What emerges from Ngcukayitobi’s letter is not a series of isolated administrative lapses, but a coherent pattern in which ANC processes are applied selectively, systems are vulnerable to manipulation, and interventions occur in ways that favour certain outcomes.
Ngcukayitobi warns that the ANC may face a state of paralysis
Similar disputes are surfacing across the country, including in Vhembe and Peter Mokaba in Limpopo, Alfred Nzo, Joe Gqabi and WB Rubusana in the Eastern Cape, and Ekurhuleni in Gauteng. The letter fell short of accusing the Secretary General of manipulating the ANC processes for his own self-serving ends.
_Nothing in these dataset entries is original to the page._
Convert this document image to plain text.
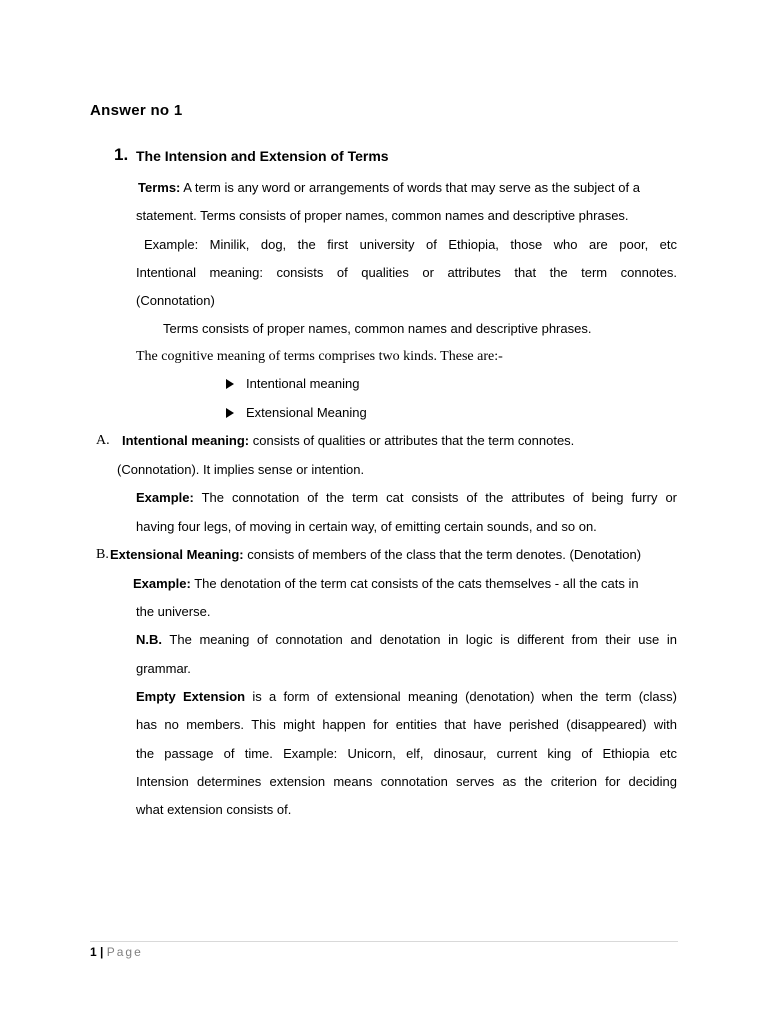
Answer no 1
1. The Intension and Extension of Terms
Terms: A term is any word or arrangements of words that may serve as the subject of a
statement. Terms consists of proper names, common names and descriptive phrases.
Example: Minilik, dog, the first university of Ethiopia, those who are poor, etc
Intentional meaning: consists of qualities or attributes that the term connotes.
(Connotation)
Terms consists of proper names, common names and descriptive phrases.
The cognitive meaning of terms comprises two kinds. These are:-
Intentional meaning
Extensional Meaning
A. Intentional meaning: consists of qualities or attributes that the term connotes.
(Connotation). It implies sense or intention.
Example: The connotation of the term cat consists of the attributes of being furry or
having four legs, of moving in certain way, of emitting certain sounds, and so on.
B. Extensional Meaning: consists of members of the class that the term denotes. (Denotation)
Example: The denotation of the term cat consists of the cats themselves - all the cats in
the universe.
N.B. The meaning of connotation and denotation in logic is different from their use in
grammar.
Empty Extension is a form of extensional meaning (denotation) when the term (class)
has no members. This might happen for entities that have perished (disappeared) with
the passage of time. Example: Unicorn, elf, dinosaur, current king of Ethiopia etc
Intension determines extension means connotation serves as the criterion for deciding
what extension consists of.
1 | Page
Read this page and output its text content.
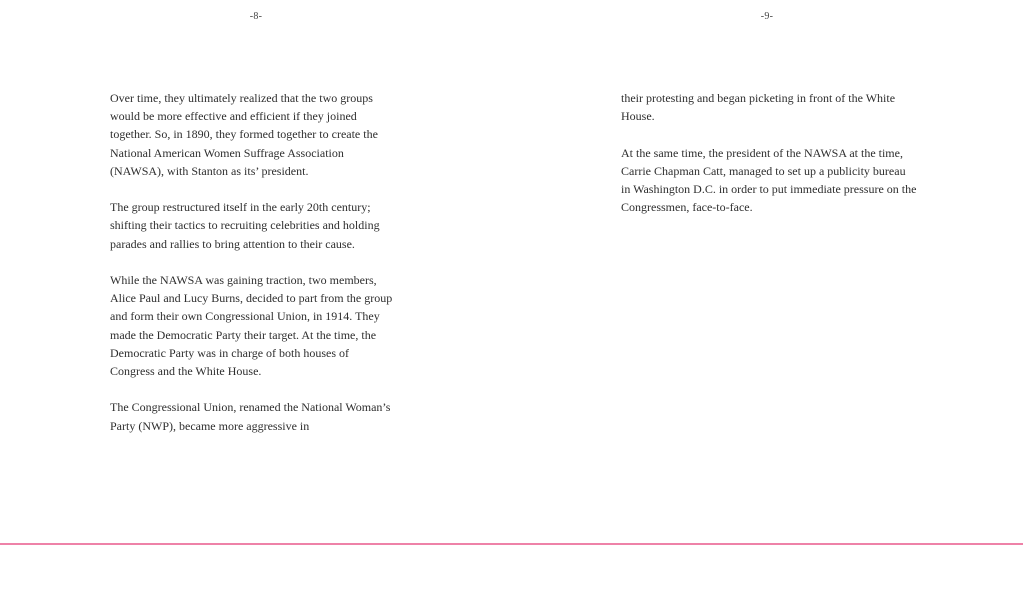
-8-

Over time, they ultimately realized that the two groups would be more effective and efficient if they joined together. So, in 1890, they formed together to create the National American Women Suffrage Association (NAWSA), with Stanton as its’ president.

The group restructured itself in the early 20th century; shifting their tactics to recruiting celebrities and holding parades and rallies to bring attention to their cause.

While the NAWSA was gaining traction, two members, Alice Paul and Lucy Burns, decided to part from the group and form their own Congressional Union, in 1914. They made the Democratic Party their target. At the time, the Democratic Party was in charge of both houses of Congress and the White House.

The Congressional Union, renamed the National Woman’s Party (NWP), became more aggressive in

-9-

their protesting and began picketing in front of the White House.

At the same time, the president of the NAWSA at the time, Carrie Chapman Catt, managed to set up a publicity bureau in Washington D.C. in order to put immediate pressure on the Congressmen, face-to-face.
Ngcukayitobi warns that if nothing is done by Ramaphosa and his ANC national top brass, the former liberation movement faces a state of paralysis. “This intervention is therefore sought in order to secure a smooth, transparent, credible and democratic organisational processes that are free from tendencies of manipulation, gate keeping, that are fair and inclusive and beyond reproach.
“The ANC NEC must guard the Eastern Cape jealously as a critical base for renewal and stability. Allowing systemic dysfunction and constitutional overreach to persist would constitute a strategic error of National consequence.”